Future predictions developed with Climate Change Models describe changes in precipitation patterns, temperature and changes in the intensity and frequency of extreme weather events, generating a geographic shift of the Ecological Niche and causing threats to species diversity. The intent of this work is to identify priority conservation areas, using the interaction of climatic change scenarios, deforested areas and protected areas with Ecological Niche Models of species of the Dendrobatidae family. Poisonous frogs in Ecuador are represented by 46 species, of which 17.4% are Critically Endangered (CR), 15.22% Endangered (EN), and 8,7% Vulnerable (VU). The environmental suitability of the species covers 256,091km2 (90.31%) of the total of the country, and are present in all the ecosystems of Ecuador. The ecoregions of the Eastern Montane Forest, Amazonian Tropical Humid Forest, Choco Tropical Humid Forest and Western Montane Forest present the greatest abundance and diversity. 46 spp. were analyzed and Ecological Niche Models (ENM) of 35 spp. were generated to get to know the current distribution of the area of environmental suitability and to be able to elucidate its adaptability to different scenarios of future climate change by the year 2050. On average, a contraction of (33.81%) and an expansion of (24.67%) was obtained, confirming the loss of the environmental suitability area.
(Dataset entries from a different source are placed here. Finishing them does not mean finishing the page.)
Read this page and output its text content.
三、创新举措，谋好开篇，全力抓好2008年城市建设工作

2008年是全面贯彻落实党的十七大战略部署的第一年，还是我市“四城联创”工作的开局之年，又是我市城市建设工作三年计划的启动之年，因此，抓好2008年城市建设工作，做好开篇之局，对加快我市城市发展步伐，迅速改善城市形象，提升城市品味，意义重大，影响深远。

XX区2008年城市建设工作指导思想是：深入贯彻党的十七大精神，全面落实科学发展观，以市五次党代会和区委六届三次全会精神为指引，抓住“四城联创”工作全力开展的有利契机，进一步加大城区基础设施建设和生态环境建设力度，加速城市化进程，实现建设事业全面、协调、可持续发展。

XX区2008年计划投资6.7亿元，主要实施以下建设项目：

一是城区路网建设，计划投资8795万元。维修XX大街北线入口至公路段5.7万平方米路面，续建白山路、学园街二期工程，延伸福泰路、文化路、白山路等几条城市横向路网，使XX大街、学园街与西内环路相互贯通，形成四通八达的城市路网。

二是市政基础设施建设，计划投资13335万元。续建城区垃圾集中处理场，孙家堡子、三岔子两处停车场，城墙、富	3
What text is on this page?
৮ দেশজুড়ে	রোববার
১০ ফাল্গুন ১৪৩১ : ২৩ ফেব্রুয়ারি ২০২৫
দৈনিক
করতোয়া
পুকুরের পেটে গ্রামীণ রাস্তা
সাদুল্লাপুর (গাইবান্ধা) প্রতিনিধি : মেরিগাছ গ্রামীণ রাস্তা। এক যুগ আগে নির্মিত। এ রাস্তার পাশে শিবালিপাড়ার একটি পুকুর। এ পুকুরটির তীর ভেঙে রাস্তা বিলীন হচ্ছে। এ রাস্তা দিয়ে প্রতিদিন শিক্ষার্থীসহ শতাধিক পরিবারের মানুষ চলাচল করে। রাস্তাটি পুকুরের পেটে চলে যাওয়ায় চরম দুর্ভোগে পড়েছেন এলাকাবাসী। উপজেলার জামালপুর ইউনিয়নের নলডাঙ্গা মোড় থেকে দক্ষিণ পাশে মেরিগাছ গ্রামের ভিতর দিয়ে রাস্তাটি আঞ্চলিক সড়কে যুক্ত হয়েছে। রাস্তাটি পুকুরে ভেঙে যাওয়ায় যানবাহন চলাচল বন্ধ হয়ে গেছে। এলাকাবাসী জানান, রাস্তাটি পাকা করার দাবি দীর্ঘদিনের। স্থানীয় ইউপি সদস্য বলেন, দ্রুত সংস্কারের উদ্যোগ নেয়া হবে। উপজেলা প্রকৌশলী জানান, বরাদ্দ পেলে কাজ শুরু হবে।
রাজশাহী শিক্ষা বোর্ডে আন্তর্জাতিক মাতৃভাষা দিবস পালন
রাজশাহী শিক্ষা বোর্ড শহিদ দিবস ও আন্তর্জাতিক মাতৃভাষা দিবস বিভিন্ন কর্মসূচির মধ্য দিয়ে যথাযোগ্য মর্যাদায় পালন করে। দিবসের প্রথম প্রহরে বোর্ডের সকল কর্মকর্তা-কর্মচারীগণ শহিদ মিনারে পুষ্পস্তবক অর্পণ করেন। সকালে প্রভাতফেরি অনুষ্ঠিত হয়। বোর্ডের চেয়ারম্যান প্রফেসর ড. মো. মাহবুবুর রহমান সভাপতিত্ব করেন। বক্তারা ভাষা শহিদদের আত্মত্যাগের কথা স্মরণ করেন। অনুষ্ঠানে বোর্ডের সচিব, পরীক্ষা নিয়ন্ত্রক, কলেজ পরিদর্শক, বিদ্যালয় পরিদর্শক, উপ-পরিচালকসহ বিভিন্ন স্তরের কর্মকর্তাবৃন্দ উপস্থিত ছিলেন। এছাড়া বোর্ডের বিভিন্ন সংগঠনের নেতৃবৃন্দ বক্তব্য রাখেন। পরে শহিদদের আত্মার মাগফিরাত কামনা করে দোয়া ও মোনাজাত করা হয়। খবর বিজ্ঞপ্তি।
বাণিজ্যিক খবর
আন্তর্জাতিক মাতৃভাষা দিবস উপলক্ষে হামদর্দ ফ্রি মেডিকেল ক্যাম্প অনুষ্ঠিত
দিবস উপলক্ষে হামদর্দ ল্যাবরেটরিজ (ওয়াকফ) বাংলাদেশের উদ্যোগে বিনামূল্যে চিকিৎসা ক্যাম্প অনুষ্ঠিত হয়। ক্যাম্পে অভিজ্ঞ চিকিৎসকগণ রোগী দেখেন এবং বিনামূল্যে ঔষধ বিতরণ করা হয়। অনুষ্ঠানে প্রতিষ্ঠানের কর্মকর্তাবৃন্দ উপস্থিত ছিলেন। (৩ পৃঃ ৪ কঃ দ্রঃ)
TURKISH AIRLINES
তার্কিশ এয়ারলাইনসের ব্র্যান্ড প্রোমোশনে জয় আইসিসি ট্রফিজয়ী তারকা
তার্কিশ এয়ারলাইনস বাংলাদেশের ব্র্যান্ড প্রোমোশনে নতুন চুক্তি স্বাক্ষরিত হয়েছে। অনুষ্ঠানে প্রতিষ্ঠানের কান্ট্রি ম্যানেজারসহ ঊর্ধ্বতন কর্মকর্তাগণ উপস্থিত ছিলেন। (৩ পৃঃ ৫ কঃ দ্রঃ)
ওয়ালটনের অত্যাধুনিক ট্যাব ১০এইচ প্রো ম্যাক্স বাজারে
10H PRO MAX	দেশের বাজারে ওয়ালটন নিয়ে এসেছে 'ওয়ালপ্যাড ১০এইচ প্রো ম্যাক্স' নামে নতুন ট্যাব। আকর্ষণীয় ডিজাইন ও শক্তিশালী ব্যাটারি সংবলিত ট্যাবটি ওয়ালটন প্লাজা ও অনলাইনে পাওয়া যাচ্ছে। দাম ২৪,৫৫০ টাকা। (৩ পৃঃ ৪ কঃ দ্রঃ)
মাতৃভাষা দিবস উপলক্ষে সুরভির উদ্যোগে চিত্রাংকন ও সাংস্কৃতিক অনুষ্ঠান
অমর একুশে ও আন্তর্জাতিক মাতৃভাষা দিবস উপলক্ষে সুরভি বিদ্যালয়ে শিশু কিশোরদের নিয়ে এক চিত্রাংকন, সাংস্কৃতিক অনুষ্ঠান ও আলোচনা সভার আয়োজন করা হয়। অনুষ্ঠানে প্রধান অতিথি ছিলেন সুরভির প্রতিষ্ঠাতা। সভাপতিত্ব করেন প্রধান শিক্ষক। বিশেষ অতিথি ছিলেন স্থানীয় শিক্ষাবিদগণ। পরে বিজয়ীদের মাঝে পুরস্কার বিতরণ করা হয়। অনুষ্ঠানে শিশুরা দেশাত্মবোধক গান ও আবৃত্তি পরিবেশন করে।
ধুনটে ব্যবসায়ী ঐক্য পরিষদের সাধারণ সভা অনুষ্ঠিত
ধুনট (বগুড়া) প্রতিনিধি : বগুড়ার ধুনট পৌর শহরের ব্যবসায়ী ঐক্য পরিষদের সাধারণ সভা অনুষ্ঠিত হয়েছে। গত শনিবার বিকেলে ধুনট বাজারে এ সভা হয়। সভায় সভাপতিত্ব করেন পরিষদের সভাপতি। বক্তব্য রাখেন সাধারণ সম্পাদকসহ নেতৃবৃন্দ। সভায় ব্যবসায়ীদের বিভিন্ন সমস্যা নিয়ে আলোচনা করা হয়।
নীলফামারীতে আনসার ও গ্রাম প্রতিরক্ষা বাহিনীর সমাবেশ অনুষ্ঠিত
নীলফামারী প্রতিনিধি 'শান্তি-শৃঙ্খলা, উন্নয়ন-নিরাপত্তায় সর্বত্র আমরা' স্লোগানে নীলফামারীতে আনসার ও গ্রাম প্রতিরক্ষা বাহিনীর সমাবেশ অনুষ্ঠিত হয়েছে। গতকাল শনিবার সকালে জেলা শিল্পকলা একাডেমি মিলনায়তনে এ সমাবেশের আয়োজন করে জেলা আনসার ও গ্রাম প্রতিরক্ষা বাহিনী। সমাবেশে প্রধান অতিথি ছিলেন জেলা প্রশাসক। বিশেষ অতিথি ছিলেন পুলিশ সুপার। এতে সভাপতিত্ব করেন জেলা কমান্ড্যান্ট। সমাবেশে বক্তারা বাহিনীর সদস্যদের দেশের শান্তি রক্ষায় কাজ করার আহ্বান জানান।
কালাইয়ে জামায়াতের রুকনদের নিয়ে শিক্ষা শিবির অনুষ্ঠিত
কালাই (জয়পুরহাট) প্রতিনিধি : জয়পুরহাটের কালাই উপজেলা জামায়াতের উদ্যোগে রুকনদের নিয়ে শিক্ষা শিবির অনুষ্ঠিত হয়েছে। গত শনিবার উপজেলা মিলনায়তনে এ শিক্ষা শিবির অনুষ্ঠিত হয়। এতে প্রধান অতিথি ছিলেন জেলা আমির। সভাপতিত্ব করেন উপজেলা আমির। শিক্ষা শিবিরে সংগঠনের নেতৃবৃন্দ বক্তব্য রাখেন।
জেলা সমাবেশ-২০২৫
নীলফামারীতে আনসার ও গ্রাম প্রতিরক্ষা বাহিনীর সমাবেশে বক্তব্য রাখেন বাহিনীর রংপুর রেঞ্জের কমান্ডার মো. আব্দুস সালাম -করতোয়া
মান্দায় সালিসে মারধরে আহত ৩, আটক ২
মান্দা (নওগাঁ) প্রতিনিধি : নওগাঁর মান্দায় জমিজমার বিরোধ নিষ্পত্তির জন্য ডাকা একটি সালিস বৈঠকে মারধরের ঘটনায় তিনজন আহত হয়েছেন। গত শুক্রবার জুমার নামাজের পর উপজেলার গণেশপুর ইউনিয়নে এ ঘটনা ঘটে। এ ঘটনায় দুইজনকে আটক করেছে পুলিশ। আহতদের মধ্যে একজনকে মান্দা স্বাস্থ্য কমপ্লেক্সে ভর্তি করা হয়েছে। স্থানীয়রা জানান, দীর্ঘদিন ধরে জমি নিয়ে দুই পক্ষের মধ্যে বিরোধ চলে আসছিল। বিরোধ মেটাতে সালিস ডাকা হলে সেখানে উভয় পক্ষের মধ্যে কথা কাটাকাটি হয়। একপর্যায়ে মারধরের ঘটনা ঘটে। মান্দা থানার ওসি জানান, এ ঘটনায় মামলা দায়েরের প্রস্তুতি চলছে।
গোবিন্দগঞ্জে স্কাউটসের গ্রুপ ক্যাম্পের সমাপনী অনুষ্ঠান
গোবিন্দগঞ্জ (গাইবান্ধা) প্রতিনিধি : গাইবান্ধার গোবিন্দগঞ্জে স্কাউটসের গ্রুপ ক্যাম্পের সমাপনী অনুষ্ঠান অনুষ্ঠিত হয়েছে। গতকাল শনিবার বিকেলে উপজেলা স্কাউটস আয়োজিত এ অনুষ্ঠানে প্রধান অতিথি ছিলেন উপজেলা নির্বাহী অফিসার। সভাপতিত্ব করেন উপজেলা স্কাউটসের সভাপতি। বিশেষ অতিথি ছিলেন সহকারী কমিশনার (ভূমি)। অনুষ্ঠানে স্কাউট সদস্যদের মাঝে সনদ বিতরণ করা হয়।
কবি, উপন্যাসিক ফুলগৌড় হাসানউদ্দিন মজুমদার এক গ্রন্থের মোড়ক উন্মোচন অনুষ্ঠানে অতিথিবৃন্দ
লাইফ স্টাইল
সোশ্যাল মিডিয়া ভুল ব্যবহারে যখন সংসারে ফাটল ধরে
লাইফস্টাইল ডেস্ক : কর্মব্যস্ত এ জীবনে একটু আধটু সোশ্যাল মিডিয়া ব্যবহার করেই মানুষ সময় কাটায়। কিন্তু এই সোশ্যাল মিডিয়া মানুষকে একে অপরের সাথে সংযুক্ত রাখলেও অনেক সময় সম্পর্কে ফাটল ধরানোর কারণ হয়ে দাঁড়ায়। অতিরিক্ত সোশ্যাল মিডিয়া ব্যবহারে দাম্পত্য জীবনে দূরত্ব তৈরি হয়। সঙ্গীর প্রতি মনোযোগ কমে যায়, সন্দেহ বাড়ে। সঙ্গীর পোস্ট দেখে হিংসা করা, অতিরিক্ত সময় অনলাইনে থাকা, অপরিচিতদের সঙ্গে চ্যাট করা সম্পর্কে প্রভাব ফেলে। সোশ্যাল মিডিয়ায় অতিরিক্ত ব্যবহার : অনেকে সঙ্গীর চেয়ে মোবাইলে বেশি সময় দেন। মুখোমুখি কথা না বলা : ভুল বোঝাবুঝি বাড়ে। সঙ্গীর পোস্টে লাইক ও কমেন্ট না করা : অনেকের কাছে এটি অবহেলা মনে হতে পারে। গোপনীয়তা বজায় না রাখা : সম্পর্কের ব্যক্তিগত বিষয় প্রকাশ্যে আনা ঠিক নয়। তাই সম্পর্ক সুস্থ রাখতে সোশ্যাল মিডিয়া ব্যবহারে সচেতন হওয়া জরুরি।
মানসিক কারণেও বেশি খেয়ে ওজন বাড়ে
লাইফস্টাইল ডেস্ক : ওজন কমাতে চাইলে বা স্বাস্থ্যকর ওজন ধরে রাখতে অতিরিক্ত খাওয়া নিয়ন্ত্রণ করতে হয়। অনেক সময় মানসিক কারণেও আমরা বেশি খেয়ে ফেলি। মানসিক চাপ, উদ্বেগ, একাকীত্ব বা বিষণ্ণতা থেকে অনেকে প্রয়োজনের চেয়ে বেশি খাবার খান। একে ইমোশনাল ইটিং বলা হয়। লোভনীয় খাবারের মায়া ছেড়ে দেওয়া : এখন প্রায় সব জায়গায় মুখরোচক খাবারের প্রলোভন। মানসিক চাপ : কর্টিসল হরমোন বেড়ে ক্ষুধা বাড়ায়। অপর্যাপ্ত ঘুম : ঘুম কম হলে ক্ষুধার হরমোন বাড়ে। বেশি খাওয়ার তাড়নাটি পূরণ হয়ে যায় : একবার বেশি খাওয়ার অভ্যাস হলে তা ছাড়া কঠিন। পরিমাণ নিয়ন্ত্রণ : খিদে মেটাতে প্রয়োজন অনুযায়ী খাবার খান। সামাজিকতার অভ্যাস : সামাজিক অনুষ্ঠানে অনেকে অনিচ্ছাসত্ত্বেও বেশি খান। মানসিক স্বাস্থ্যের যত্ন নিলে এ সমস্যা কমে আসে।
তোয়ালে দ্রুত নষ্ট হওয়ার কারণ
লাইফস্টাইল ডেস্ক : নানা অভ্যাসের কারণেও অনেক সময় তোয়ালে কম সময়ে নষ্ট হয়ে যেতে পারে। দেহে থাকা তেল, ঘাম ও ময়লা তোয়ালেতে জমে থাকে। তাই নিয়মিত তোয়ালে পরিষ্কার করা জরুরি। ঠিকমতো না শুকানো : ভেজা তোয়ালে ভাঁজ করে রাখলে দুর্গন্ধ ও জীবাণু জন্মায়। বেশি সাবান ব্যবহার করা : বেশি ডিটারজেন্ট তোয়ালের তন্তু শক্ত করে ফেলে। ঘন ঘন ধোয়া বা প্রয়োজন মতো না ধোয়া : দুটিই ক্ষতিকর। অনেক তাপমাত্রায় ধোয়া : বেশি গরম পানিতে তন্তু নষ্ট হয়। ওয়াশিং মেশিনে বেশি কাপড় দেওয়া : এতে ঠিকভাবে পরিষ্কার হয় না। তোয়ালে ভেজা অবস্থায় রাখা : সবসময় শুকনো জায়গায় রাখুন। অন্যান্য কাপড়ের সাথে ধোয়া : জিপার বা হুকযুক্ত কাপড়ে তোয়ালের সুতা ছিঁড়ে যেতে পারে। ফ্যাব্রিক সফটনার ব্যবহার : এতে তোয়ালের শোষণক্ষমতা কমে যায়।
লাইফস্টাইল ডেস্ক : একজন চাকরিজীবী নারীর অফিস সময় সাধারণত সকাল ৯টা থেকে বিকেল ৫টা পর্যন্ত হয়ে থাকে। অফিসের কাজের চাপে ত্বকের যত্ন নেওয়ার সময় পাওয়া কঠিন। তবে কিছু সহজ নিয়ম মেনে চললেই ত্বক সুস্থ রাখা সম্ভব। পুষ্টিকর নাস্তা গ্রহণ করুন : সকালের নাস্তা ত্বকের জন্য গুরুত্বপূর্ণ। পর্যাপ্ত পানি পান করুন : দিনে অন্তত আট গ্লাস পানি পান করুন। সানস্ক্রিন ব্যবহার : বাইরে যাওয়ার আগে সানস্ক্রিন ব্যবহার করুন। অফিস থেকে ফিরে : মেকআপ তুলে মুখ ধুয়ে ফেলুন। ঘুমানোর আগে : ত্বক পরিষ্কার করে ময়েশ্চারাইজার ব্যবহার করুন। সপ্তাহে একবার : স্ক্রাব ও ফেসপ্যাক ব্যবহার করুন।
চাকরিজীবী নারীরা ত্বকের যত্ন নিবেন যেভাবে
At the same time, the interaction of current species with deforested areas (104,560 km2 - 36.87% -) and protected areas (46,138 km2 - 16.27% -) was analyzed, where 96.60% of deforested areas and 96.95% of protected areas coincide with the environmental suitability areas of this family. Considering the results obtained in the models of diversity, future climate change, endemism, density, threatened species, interaction with deforested areas and with the National System of Protected Areas (SNAP, in Spanish), there are areas of high diversity and endangered endemicity. This generates the need for continuous revisions and updates of the SNAP, where new protected areas are created (Amazon eastern center and eastern foothills of the Andes), others, expanded (Yasuni National Park, Limoncocha Biological Reserve, and Cuyabeno Fauna Production Reserve) and biological corridors that guarantee the non-isolation of species are generated.